I feel the programme is a complete success for everyone involved. The detainees learn media skills and how to use the technology properly. But what I find more important is what happens in between. To see oneself as a group and not only to put personal interests in the foreground is demanding relationship work. This ability is usually not developed in prisoners and is not promoted by the prison system, keyword hierarchy. However, at the latest after the first film shoot, it becomes clear to the group participants why it is so important. The project is relationship work, among the prisoners as well as with the staff. The prisoners dare more to come out of their shells in the group, to try things out and to accept constructive criticism. The relationship with the staff can also change. It is no longer the “enemy”, but rather a person with whom one can work together in trust. The finished product, their own film, strengthens their self-esteem and the inmates are proud of what they have created themselves. They develop a more realistic perspective on imprisonment and deal with their current situation in the films.
The public is very interested in the project because it really is a unique chance to learn about life in prison. Questions often come up afterwards and are put to the project management. After more than 14 years in the project, the interest of the press or private persons is still unbroken.

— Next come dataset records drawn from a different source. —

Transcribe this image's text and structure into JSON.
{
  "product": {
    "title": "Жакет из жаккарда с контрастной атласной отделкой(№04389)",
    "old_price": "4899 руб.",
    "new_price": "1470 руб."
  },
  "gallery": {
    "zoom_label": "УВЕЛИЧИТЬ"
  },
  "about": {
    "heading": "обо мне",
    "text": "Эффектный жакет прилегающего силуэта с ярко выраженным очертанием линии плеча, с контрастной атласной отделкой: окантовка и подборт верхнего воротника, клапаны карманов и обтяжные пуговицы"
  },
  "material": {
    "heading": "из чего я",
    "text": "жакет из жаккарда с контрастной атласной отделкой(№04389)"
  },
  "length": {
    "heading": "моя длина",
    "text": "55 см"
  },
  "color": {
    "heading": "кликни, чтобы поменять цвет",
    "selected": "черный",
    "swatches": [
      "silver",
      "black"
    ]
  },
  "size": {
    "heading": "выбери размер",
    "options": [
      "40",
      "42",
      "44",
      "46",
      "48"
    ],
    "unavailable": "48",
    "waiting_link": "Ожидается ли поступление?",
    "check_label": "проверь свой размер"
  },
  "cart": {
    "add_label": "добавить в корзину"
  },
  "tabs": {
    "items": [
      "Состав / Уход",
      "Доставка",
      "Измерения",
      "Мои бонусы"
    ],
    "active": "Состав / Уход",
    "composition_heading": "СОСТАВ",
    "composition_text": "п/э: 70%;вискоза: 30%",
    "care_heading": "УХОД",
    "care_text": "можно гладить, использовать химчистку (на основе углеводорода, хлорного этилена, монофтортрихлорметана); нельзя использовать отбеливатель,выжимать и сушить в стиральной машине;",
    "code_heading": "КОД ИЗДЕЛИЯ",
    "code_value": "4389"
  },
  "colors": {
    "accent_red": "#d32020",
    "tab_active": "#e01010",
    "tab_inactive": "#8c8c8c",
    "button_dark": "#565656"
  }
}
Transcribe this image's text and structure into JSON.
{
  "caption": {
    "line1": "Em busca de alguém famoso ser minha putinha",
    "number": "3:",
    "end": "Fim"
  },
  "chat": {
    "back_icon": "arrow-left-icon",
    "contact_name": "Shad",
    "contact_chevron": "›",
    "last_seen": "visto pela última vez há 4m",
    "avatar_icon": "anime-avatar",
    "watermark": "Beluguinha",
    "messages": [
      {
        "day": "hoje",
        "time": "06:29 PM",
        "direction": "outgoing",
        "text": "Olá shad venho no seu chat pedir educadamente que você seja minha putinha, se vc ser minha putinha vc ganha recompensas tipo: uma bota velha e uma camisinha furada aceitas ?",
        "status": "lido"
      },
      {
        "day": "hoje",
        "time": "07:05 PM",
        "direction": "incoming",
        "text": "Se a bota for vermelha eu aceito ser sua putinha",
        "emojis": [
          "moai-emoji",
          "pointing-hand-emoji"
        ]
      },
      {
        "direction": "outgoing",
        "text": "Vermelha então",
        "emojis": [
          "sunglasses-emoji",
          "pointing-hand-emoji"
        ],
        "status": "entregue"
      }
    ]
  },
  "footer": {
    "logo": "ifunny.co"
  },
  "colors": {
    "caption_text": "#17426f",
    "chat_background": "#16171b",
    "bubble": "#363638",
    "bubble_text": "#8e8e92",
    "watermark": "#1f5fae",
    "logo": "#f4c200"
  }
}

The project serves to educate, not to deter, and I think it has succeeded.
Q: What is the future of this programme? Is funding still available for it?
We are now in the process of further developing the content of the new section “Inmates inform inmates”. The project is a very successful project of the justice system and thus continues to have the support. The participating institutions are equipped with the necessary hardware and the website is always kept up to date. In addition, the films are uploaded to Youtube to increase the reach. Podknast is also represented at various trade fairs with a cell specially made for the project. All in all, we are a committed team that always puts its heads together and tries to develop the project further.
Q: Let’s go back for a moment to the job of a teacher in prison. What qualities should a teacher have when teaching in prison?
My first thought is authenticity, the right balance between closeness and distance and you have to be unprejudiced!
I firmly believe that I achieve more with friendly honesty than by lying to the detainees. If their questions go too far or are too personal for me, then I can also say that honestly and kindly. I’m better off doing that than lying to them, because that is usually always noticed.
I can also be friendly to the detainees, listen to their concerns and still clearly demarcate myself. But I have to make that clear, which brings us back to the issue of honesty.
Prejudiced probably doesn’t need to be explained. I was really worried when I became a mother that I would not cope well with abuse cases, for example. Thank God, the moment I see the prisoner, I still don’t care about the offence at all. I can completely block it out in my job.
Q: What advice would you give to a teacher who is new to correctional education?
First of all, arrive calmly and get an overview. The prison system is an impressive one, with bars and many different people, whether staff or detainees. You have to take the time to get to know the system, the people and the premises. If you have security yourself, you can mirror it.
And basically: where many people work, there are many opinions. You shouldn’t let that get you down, because there are many opportunities to contribute yourself and your skills!
Dear Inge, thank you for the interview!